Wilcox: All I meant by my question was, Can you have a functioning cytochrome c without its context?
Yockey: I just took the sequences I found in the list. I didn't feel I should shorten it, because that would be arbitrary. And I didn't think I should lengthen it. That would be arbitrary too.
Meyer: I want to get some clarification of the differences between some of these catagories in information theory. It seems they are especially important in regard to the kind of argument that Dr. Thaxton has been making. It is not really a question, as I understand it, of the quantification of information but rather the identification of qualitatively distinct kinds of information. And especially as that relates to the distinction between randomness and specified complexity. Wicken makes the distinction between structural and thermodynamic information--that structural information is an information sequence that actually conveys a message. This corresponds to the terminology of specified complexity. And I want to know if there is any mathematical way to distinguish between a random sequence and specified complexity if you don't know the code in advance, or the function of the organism. How do you make this qualitative distinction between a specified complexity and a random sequence when the mathematics seems to be identical in treating them?

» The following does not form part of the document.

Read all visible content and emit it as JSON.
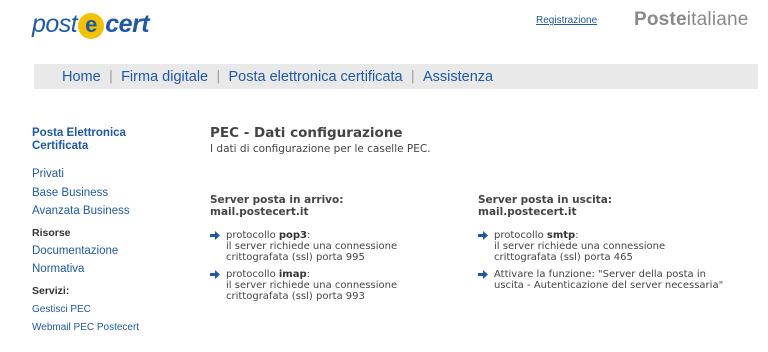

Yockey: Briefly the answer is that it is not possible to prove whether a given sequence is random or not, because you are talking about elements which are members of themselves. Our friend, Mr. Epimenides, for example. So again, you will have to wait till the book comes out, and I will discuss that. I would like to thank everybody very much for it will be very helpful as I go through this material to make sure the points you raise are clearly explained and clearly stated. I do appreciate every comment that has been made here. Very helpful. Very constructive.